Trust is the story of Sophia, a twenty-five-year-old Brazilian widow who tries to alleviate her loneliness in the United Kingdom. She meets two men, a mild-mannered steel industry tycoon and an overbearing, powerful banker. These suitors have nothing in common. Ethan is a sophisticated gentleman, while Alistair is an exciting challenge. Educated and refined, Sophia is more compatible with Ethan on an intellectual level, yet she is magnetically drawn to Alistair, a troubled man with a cruel streak and a need to punish women.
The first installment of an intended series, Trust plunges a grief-stricken Sophia back into the process of living, subjecting her to pain and pleasure, sadness and elation. The love scenes are explicit and written well, and they reveal character rather than just physicality. Serruya writes, “She seemed so vulnerable, huddled on the seat. Unable to resist, he rested his palm against her cheek. She pressed her face onto his hand. Alistair froze at the intimate movement, at the gesture of trust, of her seeking comfort from him.”
While this volatile romantic situation is wired for the novel’s success, a meandering delivery drags the narrative down. There is also a good deal of rambling dialogue that takes off in directions that contribute nothing to the plot. Instead of carefully edited scenes, readers are presented with extensive description of the settings and prolonged conversations that slow the story’s pace and do little to enhance character development and action. As well, some erotic interludes could be shortened without losing impact.

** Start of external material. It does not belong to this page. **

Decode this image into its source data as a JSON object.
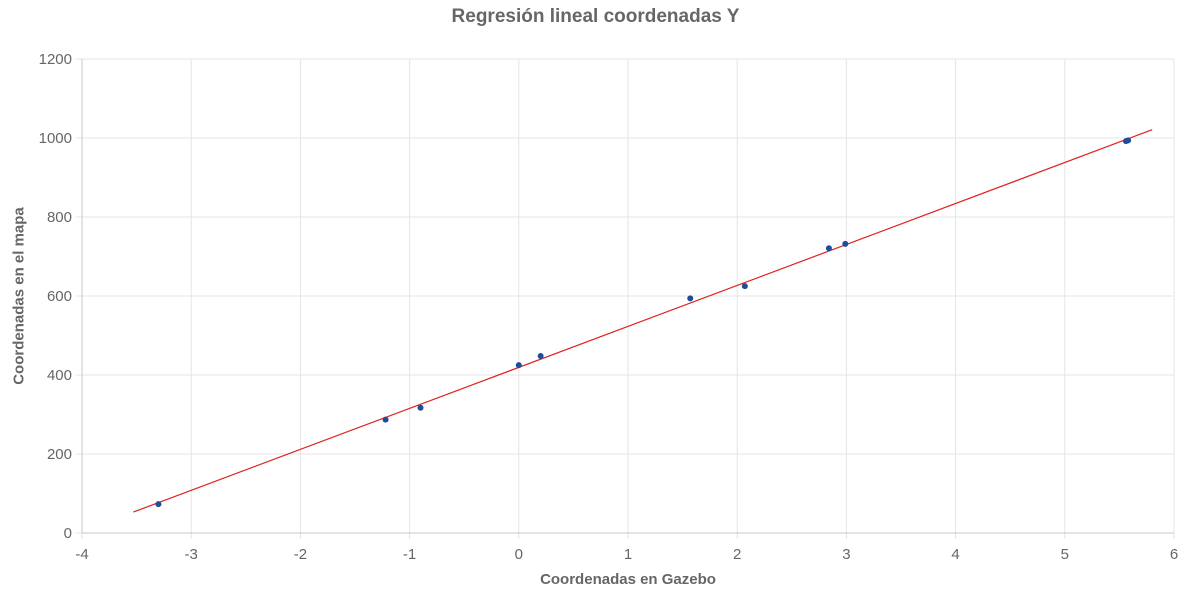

Trust is a nearly five-hundred-page novel without a definitive resolution. The final pages allude to the next installment of the series, and interested readers will have no choice but to read the next book to find out what happens. While this may be a smart marketing maneuver, many readers will likely wish that Serruya had tied up a few loose ends in this story before moving on to the next.
Cristiane Serruya lives in Rio de Janeiro, and she infuses Sophia’s personality with an authentic cultural flair. The author’s studies in Europe have given her writing a realistic appeal in descriptive passages, which can only be attained through familiarity with the subject matter.
This novel is a mainstream romance that will draw readers of eclectic general fiction. It crosses genre boundaries and breaks genre rules to stand on its own. Those who appreciate a drawn-out escapade will enjoy the work of this promising writer.